Gibbons Creek Reservoir (sometimes referred to as Gibbons Creek Lake) is a power plant cooling reservoir on Gibbons Creek in the Navasota River basin, 20 miles (32 km) east of College Station, Texas, United States.  The dam and lake are managed by Texas Municipal Power Agency (TMPA), which uses the reservoir as a cooling pond for a coal-fired power plant generating electricity for the cities of Bryan, Denton, Garland, and Greenville (all of whom have municipality-owned electric companies).

The reservoir was officially impounded in 1981.

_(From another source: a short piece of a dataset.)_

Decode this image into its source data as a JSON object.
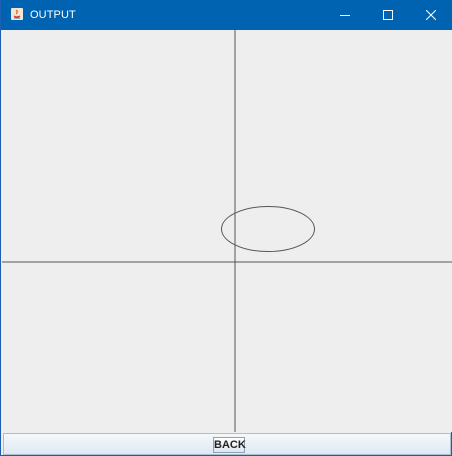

Gibbons Creek Reservoir is a popular recreational destination due to its location near the Bryan-College Station metropolitan area. The nearby power plant was mothballed indefinitely by TMPA in January 2019 due to the high cost of coal-powered electricity when compared to cheaper natural gas. TMPA had been trying to sell the plant since 2016.

Fish populations 
Gibbons Creek Reservoir has been stocked with species of fish intended to improve the utility of the reservoir for recreational fishing.  Fish present in Gibbons Creek Reservoir include largemouth bass, bluegill, catfish, Tilapia, white crappie, and black crappie.  The water has standing timber and aquatic vegetation but generally is rather turbid. Its shoreline is covered with native grasses mixed with oak, elm, and other East Texas hardwoods.

Recreational uses 
Boating and fishing are very popular.  The steam power plant on the southwest shore of the lake constantly pumps in warm water that keeps this lake a viable fishing spot year-round, even when other lakes in the area become too cold in the winter months.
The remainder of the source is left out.